Poesía es lo que no puede decirse de otro modo, no porque busque el hermetismo, sino porque su función es hablar de lo más íntimo, invisible y poco narrable de las cosas. La poesía no es poner las expresiones en verso. La poesía es darle a la palabra el sentido de la eternidad. La prosa puede permitirse ser reproducción inmediata de lo cotidiano. La poesía solo es legítima si sabe pronunciar lo esencial que existe en cada fragmento de existencia. La poesía solo es necesaria para comunicarse con lo que no puede ser evocado más que con la belleza, que se constituye como certeza última al ser realidad hermosa, que se hace conocimiento al romper las aguas selladas de la trascendencia y nos define como criaturas de Dios, que existen porque ha habido una razón para darles vida, y ellas lo saben en su propia aspiración de vivir para siempre.

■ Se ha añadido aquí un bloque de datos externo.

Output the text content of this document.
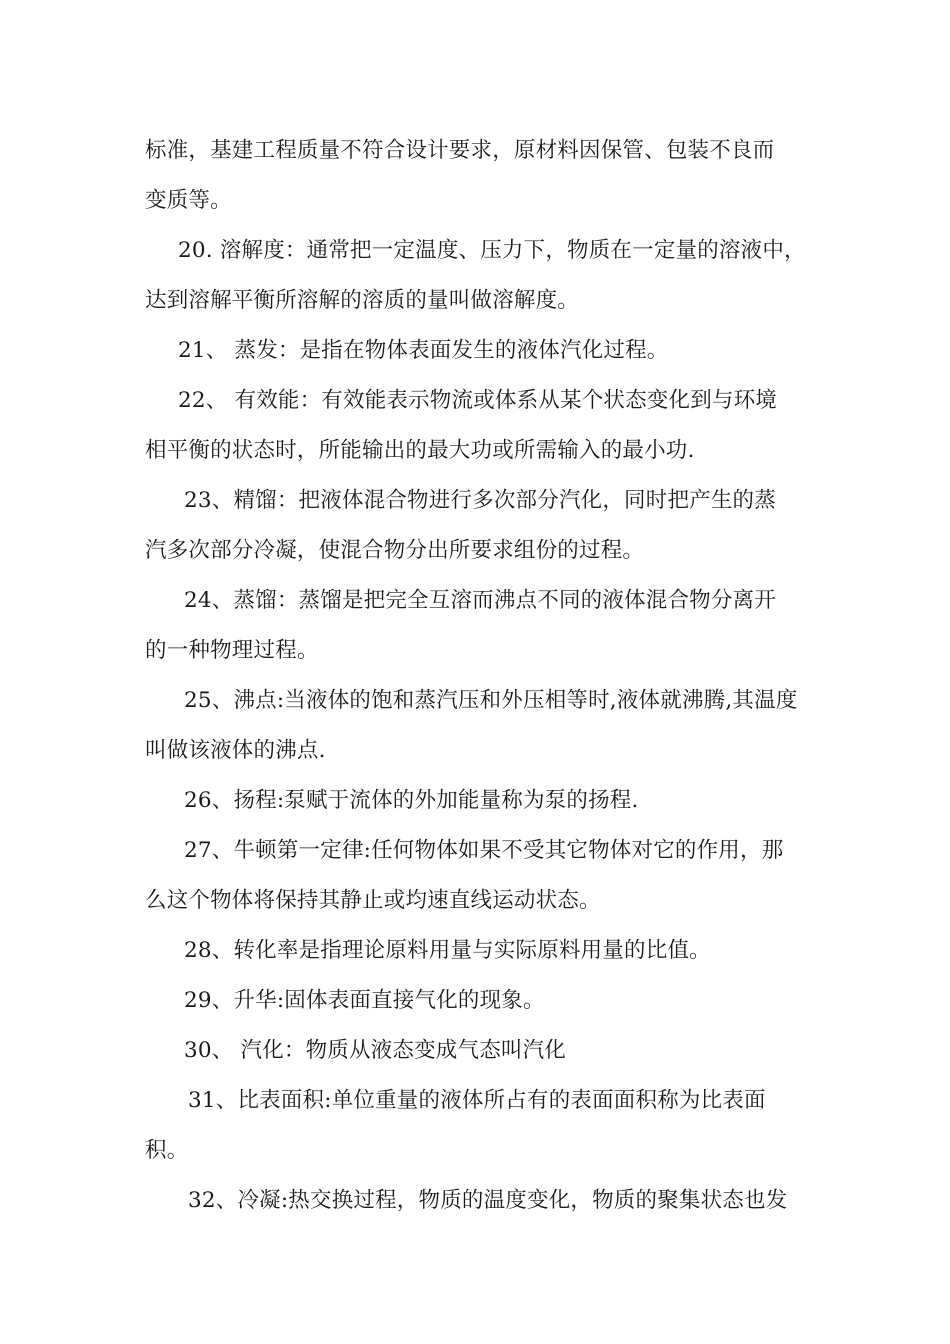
标准，基建工程质量不符合设计要求，原材料因保管、包装不良而
变质等。
20. 溶解度：通常把一定温度、压力下，物质在一定量的溶液中，
达到溶解平衡所溶解的溶质的量叫做溶解度。
21、 蒸发：是指在物体表面发生的液体汽化过程。
22、 有效能：有效能表示物流或体系从某个状态变化到与环境
相平衡的状态时，所能输出的最大功或所需输入的最小功.
23、精馏：把液体混合物进行多次部分汽化，同时把产生的蒸
汽多次部分冷凝，使混合物分出所要求组份的过程。
24、蒸馏：蒸馏是把完全互溶而沸点不同的液体混合物分离开
的一种物理过程。
25、沸点:当液体的饱和蒸汽压和外压相等时,液体就沸腾,其温度
叫做该液体的沸点.
26、扬程:泵赋于流体的外加能量称为泵的扬程.
27、牛顿第一定律:任何物体如果不受其它物体对它的作用，那
么这个物体将保持其静止或均速直线运动状态。
28、转化率是指理论原料用量与实际原料用量的比值。
29、升华:固体表面直接气化的现象。
30、 汽化：物质从液态变成气态叫汽化
31、比表面积:单位重量的液体所占有的表面面积称为比表面
积。
32、冷凝:热交换过程，物质的温度变化，物质的聚集状态也发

La sencillez del último Cernuda no necesitaba demostrar capacidad de construir escenarios metafóricos inmensos. Lo había hecho en dos libros indispensables en los años anteriores a la guerra, Los placeres prohibidos y Donde habite el olvido. Esa discreción de recursos era una deliberada desnudez. Era una imperiosa necesidad de tutear a España y a los españoles, de hablarles, de reñirles, de soñarles desesperadamente. Las agonías como esta no necesitan exagerarse, no precisan de trampas de luz barrocas o de ingeniería verbal surrealista. Está hablando un poeta que se muere, entre otras cosas, de pena. De exilio. De amor y de resentimiento, como todo amor que no es correspondido. ¿Cómo expresar su última queja, sino buscando en el mayor de los novelistas españoles esa protección contra el desánimo? En la segunda parte de su Díptico español, Bien está que fuera tu tierra, Cernuda recuerda a Pérez Galdós. Lo recuerda como un regalo de la infancia: «Y cruzaste el umbral de un mundo mágico, / la otra realidad que está tras esta: / Gabriel, Inés, Amaranta, / Soledad, Salvador, Genara».
Allí estaban los protagonistas de las primeras series de los «Episodios nacionales», los que referían la lucha de España por su independencia y el esfuerzo por lograr la instauración de una sociedad liberal. Entre todos, el recuerdo de Salvador Monsalud, uno de los personajes más simpáticos de todo aquel inmenso tapiz tejido por Pérez Galdós. Cernuda decía haber llevado siempre a Galdós en su alma, porque era quien le permitía acompañarse del recuerdo o la fantasía de una nación libre, patriota, honesta y decente, esa nación que existió realmente y había caducado para tantos. Esa nación convertida en impulso creador, en referencia moral, en secreta pasión alojada en el lugar más triste del corazón de un hombre a solas. «Hoy, cuanto a tu tierra ya no necesitas,/ aún en estos libros te es querida y necesaria,/más real y entresoñada que la otra: / no esa, más aquella es hoy tu tierra. / Lo que Galdós a conocer te diese, / como él tolerante de lealtad contraria,/según la tradición generosa de Cervantes, / heroica viviendo, heroica luchando/por el futuro que era el suyo, / no el siniestro pasado donde a la otra han vuelto».